いずれにしても、格式の高い世界には一切無縁の人間としあれば、頭の中にもこれに準ずるような身分や階級を重んずる思考はない。
人間とは何とも卑屈なもので……非日常の格式を目にすると、つい畏まってしまい……知らず自分を卑下する傾向にある。
そう。街中で有名人に出会った時とか、高級車から下りてきた盛装の人物に対しての態度を思い浮かべればいいだろう。
僕も何度か、そんな現場を目撃したことがある。
高校の時だが……同校を卒業した某タレントが、真っ赤な車に乗って校庭に乗り込んできたことがあった。凱旋のつもりたったのか? 要は、タレントという格式を以て、見栄を張りたかったのだろう。
この時、ちょうど授業中だったのだが、生徒のほぼ全員が教室を抜け、窓にかじり付いて声援を送っていたものだ。教師もいっさいこれを咎めない。
席についたままは、僕一人だけだったかも知れない。
いつだったか……天ぷら蕎麦が食いたくて、とある店に入った時だ。
熱々の天ぷらを乗せてもらいたかったのだが、そうもいかず、あらかじめ揚げてあった奴を順番に盛っていたのだが……たまたま入ってきた派手な衣裳の某お笑いタレントに対しては、店長が愛想笑いと共に、揚げたてを蕎麦にのっけていたのに苦笑を禁じ得なかった。これが「盛装」ではなく「清掃」の人間だったら……はて? と思ったものだ。

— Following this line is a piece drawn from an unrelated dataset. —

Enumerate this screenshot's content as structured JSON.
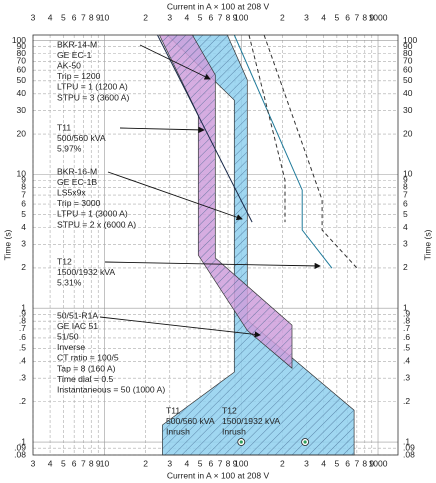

旅館の番頭の話だったか、詳らかではないが……脱いだ靴を見れば、その人物の「格式」が一目瞭然だとの自慢話を耳にしたこともあった。
たぶん、そのセンスというよりは……ブランドとか値段に重きを置き、金持ちが貧乏人かを差別するヨスガとしたいらしい。
それに依って、サービスの質も変わるのだろうか?
僕がホテルでバイトをしていた時も、ちょっとでも格式のある客に対しては、部屋の掃除もことさら念入りにという差別は日常茶飯であった。
僕はかかる卑屈な精神を好まない。
僕のファッションなど所詮は格式を連想させる「フォーマル」とは無縁の、その他大勢の「カジュアル」の一点張りとあって、これまでいかなる特別扱いの経験もないが、……
……そう。僕がまだ学生時代で、かなりのロン毛だった頃だ。
ボール遊びをしていた子供達の一人が、ボールを取り損ない……転がってきたのを僕が拾い上げて手渡した時だ。
ありがとう。お兄さん? それともお姉さん?
その時の女の子の笑顔……カジュアルながら、唯一特別扱いされた瞬間であった。